About

I am an assistant professor in the Wellesley College Computer Science department.

I received my PhD in Linguistics from UMass Amherst in 2021. My dissertation is entitled Shifting the Perspectival Landscape and was supervised by Rajesh Bhatt and Brian Dillon.

I graduated from Swarthmore College in 2014 with a major in Linguistics and a minor in Computer Science. I have also been affiliated with BBN Technologies, where I worked on automatic speech recognition.

You can download my CV here.

Research

Read more about my research in this Wellesley spotlight article.

My current research focuses on perspective in language: the ways in which people's use of language depends on their point-of-view. This includes context-sensitive expressions that describe space and time (tomorrow, here) as well as the ways in which people express their beliefs and opinions (tasty, that jerk!).

I use a variety of methodologies to look at how people and computers encode meaning in language. I use Bayesian inference techniques to model reasoning about perspective in conversation, conduct web-based experiments to understand human language use, and design probe tasks to assess the linguistic abilities of machine learning models.

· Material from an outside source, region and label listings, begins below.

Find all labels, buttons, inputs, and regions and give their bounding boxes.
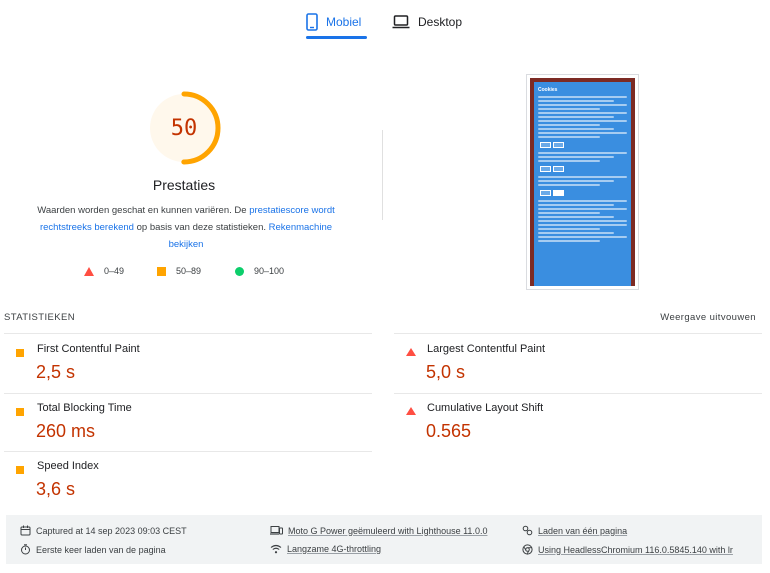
screenshot-cookie-panel: Cookies: [534, 82, 631, 286]
metric-label: Total Blocking Time: [37, 402, 132, 414]
expand-view-toggle[interactable]: Weergave uitvouwen: [660, 312, 756, 323]
metric-largest-contentful-paint[interactable]: Largest Contentful Paint 5,0 s: [394, 335, 734, 393]
smartphone-icon: [306, 13, 318, 31]
metric-label: Speed Index: [37, 460, 99, 472]
legend-average-range: 50–89: [176, 266, 202, 276]
metric-value: 3,6 s: [36, 479, 76, 499]
metric-label: First Contentful Paint: [37, 343, 140, 355]
emulated-device[interactable]: Moto G Power geëmuleerd with Lighthouse …: [270, 525, 487, 536]
metric-speed-index[interactable]: Speed Index 3,6 s: [4, 452, 344, 510]
metric-value: 260 ms: [36, 421, 96, 441]
performance-score: 50: [170, 115, 198, 141]
stats-divider: [4, 333, 372, 334]
fail-triangle-icon: [406, 407, 416, 415]
performance-gauge: 50: [145, 89, 223, 167]
runtime-settings-footer: Captured at 14 sep 2023 09:03 CEST Moto …: [6, 515, 762, 564]
tab-desktop-label: Desktop: [418, 15, 463, 29]
calendar-icon: [20, 525, 31, 536]
captured-at: Captured at 14 sep 2023 09:03 CEST: [20, 525, 187, 536]
metric-label: Largest Contentful Paint: [427, 343, 546, 355]
wifi-icon: [270, 544, 282, 554]
session-type-text: Laden van één pagina: [538, 525, 628, 536]
browser-version-text: Using HeadlessChromium 116.0.5845.140 wi…: [538, 544, 733, 555]
description-text-2: op basis van deze statistieken.: [133, 222, 269, 233]
score-legend: 0–49 50–89 90–100: [0, 266, 368, 280]
screenshot-cookie-title: Cookies: [538, 87, 558, 93]
legend-fail: 0–49: [84, 266, 124, 276]
network-throttling-text: Langzame 4G-throttling: [287, 544, 382, 554]
metric-first-contentful-paint[interactable]: First Contentful Paint 2,5 s: [4, 335, 344, 393]
initial-page-load: Eerste keer laden van de pagina: [20, 544, 166, 555]
form-factor-tabs: Mobiel Desktop: [0, 0, 770, 40]
description-text-1: Waarden worden geschat en kunnen variëre…: [37, 205, 250, 216]
metric-total-blocking-time[interactable]: Total Blocking Time 260 ms: [4, 394, 344, 452]
browser-version[interactable]: Using HeadlessChromium 116.0.5845.140 wi…: [522, 544, 733, 555]
pass-circle-icon: [235, 266, 244, 276]
session-type[interactable]: Laden van één pagina: [522, 525, 627, 536]
tab-mobile[interactable]: Mobiel: [306, 8, 361, 36]
tab-desktop[interactable]: Desktop: [392, 8, 462, 36]
average-square-icon: [16, 466, 24, 474]
legend-average: 50–89: [157, 266, 201, 276]
average-square-icon: [16, 408, 24, 416]
laptop-icon: [392, 15, 410, 29]
fail-triangle-icon: [84, 266, 94, 276]
screenshot-image: Cookies: [530, 78, 635, 286]
stats-header: STATISTIEKEN Weergave uitvouwen: [4, 312, 756, 326]
average-square-icon: [157, 266, 166, 276]
metric-value: 2,5 s: [36, 362, 76, 382]
metric-label: Cumulative Layout Shift: [427, 402, 544, 414]
legend-pass: 90–100: [235, 266, 284, 276]
vertical-divider: [382, 130, 383, 220]
metric-cumulative-layout-shift[interactable]: Cumulative Layout Shift 0.565: [394, 394, 734, 452]
metric-value: 0.565: [426, 421, 472, 441]
stats-divider: [394, 333, 762, 334]
captured-at-text: Captured at 14 sep 2023 09:03 CEST: [36, 525, 187, 536]
average-square-icon: [16, 349, 24, 357]
single-page-icon: [522, 525, 533, 536]
emulated-device-text: Moto G Power geëmuleerd with Lighthouse …: [288, 525, 488, 536]
active-tab-indicator: [306, 36, 367, 39]
category-description: Waarden worden geschat en kunnen variëre…: [26, 202, 346, 253]
chrome-icon: [522, 544, 533, 555]
network-throttling[interactable]: Langzame 4G-throttling: [270, 544, 381, 554]
final-screenshot[interactable]: Cookies: [526, 74, 639, 290]
devices-icon: [270, 525, 283, 536]
timer-icon: [20, 544, 31, 555]
fail-triangle-icon: [406, 348, 416, 356]
initial-page-load-text: Eerste keer laden van de pagina: [36, 544, 166, 555]
stats-title: STATISTIEKEN: [4, 312, 75, 323]
tab-mobile-label: Mobiel: [326, 15, 362, 29]
legend-pass-range: 90–100: [254, 266, 285, 276]
metric-value: 5,0 s: [426, 362, 466, 382]
category-title: Prestaties: [152, 177, 216, 193]
legend-fail-range: 0–49: [104, 266, 125, 276]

Earlier, I worked on semantic documentation of under-resourced languages, in particular, San Lucas Quiaviní Zapotec.

Other

This is the section where I give fun facts about myself!

For linguists, a fun fact is: my idiolect also includes "This is the section where I give fun facts about me!", but it is not obligatorily de se-interpreted.

For computer scientists, a fun fact is: I took my first CS class because it was a lab class without any glassware to drop.

For both computer scientists and linguists, a fun fact is: my favorite kind of lambda expression reduction is alpha conversion.

There are no other fun facts about me.